Zumindest was Infektionskrankheiten anbelangt, ist es ein Fakt, dass es bis zu 8000 Krankheiten im Tierreich gibt, sogenannte Zoonosen, die potenziell humanpathogen, also gefährlich für den Menschen, sind oder werden können. Das kann zufällig geschehen oder durch Anpassung der Viren, Bakterien, Parasiten oder Pilze an andere Lebensbedingungen – wie sie der Mensch provoziert. Neue Infektionen können also durchaus „grundlos“ bzw. nicht zielgerichtet auftreten, die Wahrscheinlichkeit dafür aber beeinflusst werden. Und dies geschieht permanent, indem der Mensch auf der ganzen Welt natürliche Lebensräume dem Erdboden gleichmacht, symbiotisches Zusammenleben stört und den Klimawandel vorantreibt. Die WHO warnt seit Jahren vor der Gefahr von Pandemien. Unter anderem unser Lebenswandel, die Globalisierung und der Klimawandel machen demnach das Auftreten von Krankheiten, aber auch deren Verbreitung immer wahrscheinlicher. Wir haben uns durch medizinische Fortschritte, insbesondere seit dem breiten Einsatz von Antibiotika und flächendeckender Impfungen, an ein Leben ohne ständig drohende gesundheitliche Gefahren gewöhnt – und dabei übersehen, dass wir uns neue Probleme selbst verursachen.

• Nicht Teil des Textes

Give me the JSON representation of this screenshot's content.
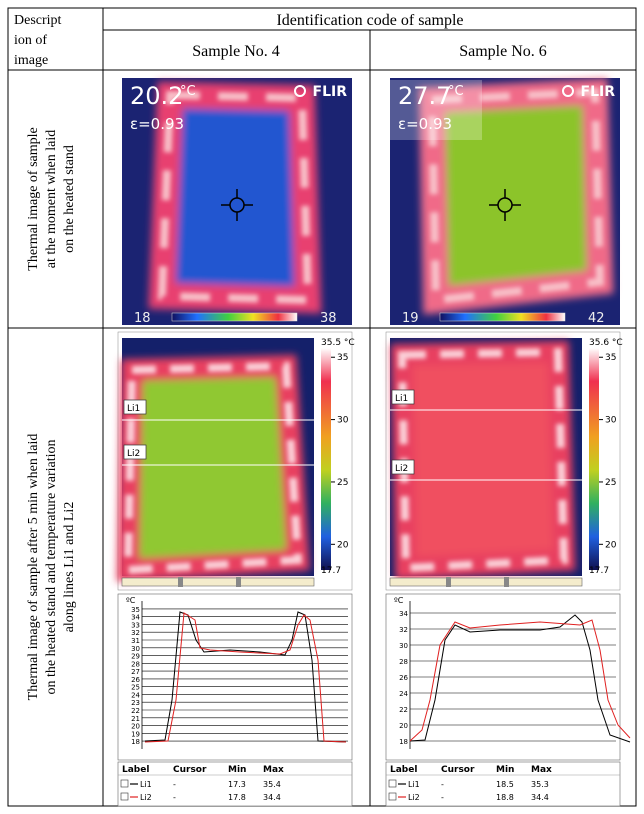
{
  "table": {
    "header": {
      "description": [
        "Descript",
        "ion of",
        "image"
      ],
      "identification": "Identification code of sample",
      "samples": [
        "Sample No. 4",
        "Sample No. 6"
      ]
    },
    "rows": [
      {
        "label": [
          "Thermal image of sample",
          "at the moment when laid",
          "on the heated stand"
        ]
      },
      {
        "label": [
          "Thermal image of sample after 5 min when laid",
          "on the heated stand and temperature variation",
          "along lines Li1 and Li2"
        ]
      }
    ]
  },
  "initial_images": [
    {
      "temperature": "20.2",
      "unit": "°C",
      "emissivity": "ε=0.93",
      "brand": "FLIR",
      "scale_min": "18",
      "scale_max": "38"
    },
    {
      "temperature": "27.7",
      "unit": "°C",
      "emissivity": "ε=0.93",
      "brand": "FLIR",
      "scale_min": "19",
      "scale_max": "42"
    }
  ],
  "after_images": [
    {
      "colorbar_max": "35.5 °C",
      "colorbar_ticks": [
        "35",
        "30",
        "25",
        "20"
      ],
      "colorbar_min": "17.7",
      "line_labels": [
        "Li1",
        "Li2"
      ],
      "chart": {
        "unit": "ºC",
        "ylim": [
          17.5,
          35.5
        ],
        "yticks": [
          18,
          19,
          20,
          21,
          22,
          23,
          24,
          25,
          26,
          27,
          28,
          29,
          30,
          31,
          32,
          33,
          34,
          35
        ],
        "legend": {
          "columns": [
            "Label",
            "Cursor",
            "Min",
            "Max"
          ],
          "rows": [
            [
              "Li1",
              "-",
              "17.3",
              "35.4"
            ],
            [
              "Li2",
              "-",
              "17.8",
              "34.4"
            ]
          ]
        }
      }
    },
    {
      "colorbar_max": "35.6 °C",
      "colorbar_ticks": [
        "35",
        "30",
        "25",
        "20"
      ],
      "colorbar_min": "17.7",
      "line_labels": [
        "Li1",
        "Li2"
      ],
      "chart": {
        "unit": "ºC",
        "ylim": [
          17.5,
          35
        ],
        "yticks": [
          18,
          20,
          22,
          24,
          26,
          28,
          30,
          32,
          34
        ],
        "legend": {
          "columns": [
            "Label",
            "Cursor",
            "Min",
            "Max"
          ],
          "rows": [
            [
              "Li1",
              "-",
              "18.5",
              "35.3"
            ],
            [
              "Li2",
              "-",
              "18.8",
              "34.4"
            ]
          ]
        }
      }
    }
  ]
}
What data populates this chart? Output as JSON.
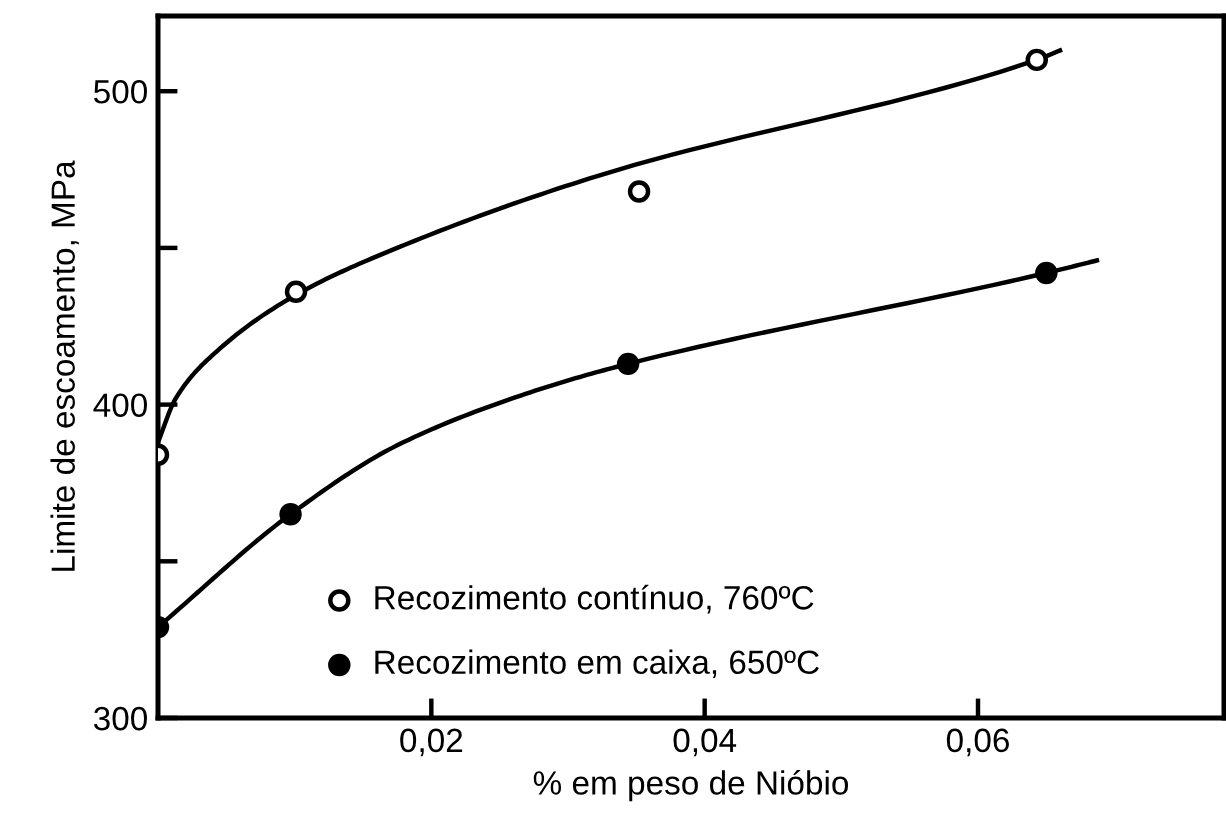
{
  "chart_data": {
    "type": "scatter",
    "xlabel": "% em peso de Nióbio",
    "ylabel": "Limite de escoamento, MPa",
    "xlim": [
      0,
      0.078
    ],
    "ylim": [
      300,
      524
    ],
    "xticks": [
      {
        "value": 0.02,
        "label": "0,02"
      },
      {
        "value": 0.04,
        "label": "0,04"
      },
      {
        "value": 0.06,
        "label": "0,06"
      }
    ],
    "yticks": [
      300,
      {
        "value": 350,
        "label": null
      },
      400,
      {
        "value": 450,
        "label": null
      },
      500
    ],
    "grid": false,
    "legend": "bottom",
    "series": [
      {
        "name": "Recozimento contínuo, 760ºC",
        "color": "#000000",
        "marker": "circle",
        "x": [
          0,
          0.0101,
          0.0352,
          0.0643
        ],
        "values": [
          384,
          436,
          468,
          510
        ]
      },
      {
        "name": "Recozimento em caixa, 650ºC",
        "color": "#000000",
        "marker": "circle",
        "x": [
          0,
          0.0097,
          0.0344,
          0.065
        ],
        "values": [
          329,
          365,
          413,
          442
        ]
      },
      {
        "type": "line",
        "color": "#000000",
        "x": [
          0,
          0.0013,
          0.0043,
          0.0101,
          0.0175,
          0.0322,
          0.0643,
          0.066
        ],
        "values": [
          388,
          402,
          417,
          435,
          450,
          473,
          510,
          513
        ]
      },
      {
        "type": "line",
        "color": "#000000",
        "x": [
          0,
          0.0097,
          0.0175,
          0.0273,
          0.0344,
          0.065,
          0.0687
        ],
        "values": [
          329,
          365,
          387,
          404,
          413,
          442,
          446
        ]
      }
    ]
  }
}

Statt sich in einer unangenehmen Krisensituation nach den „Anderen“ umzusehen, wäre es an der Zeit, konstruktiv bei sich selbst und dem eigenen Verhalten anzufangen. Egal ob man das Auto stehen lässt und Fahrrad fährt, lokal und saisonal einkauft oder aktuell Abstand hält: Es kommt auf jeden einzelnen an. Und an die eigene Nase fassen hat noch nie geschadet – wenn die Nase in der Maske steckt und man sich davor und danach die Hände gewaschen hat.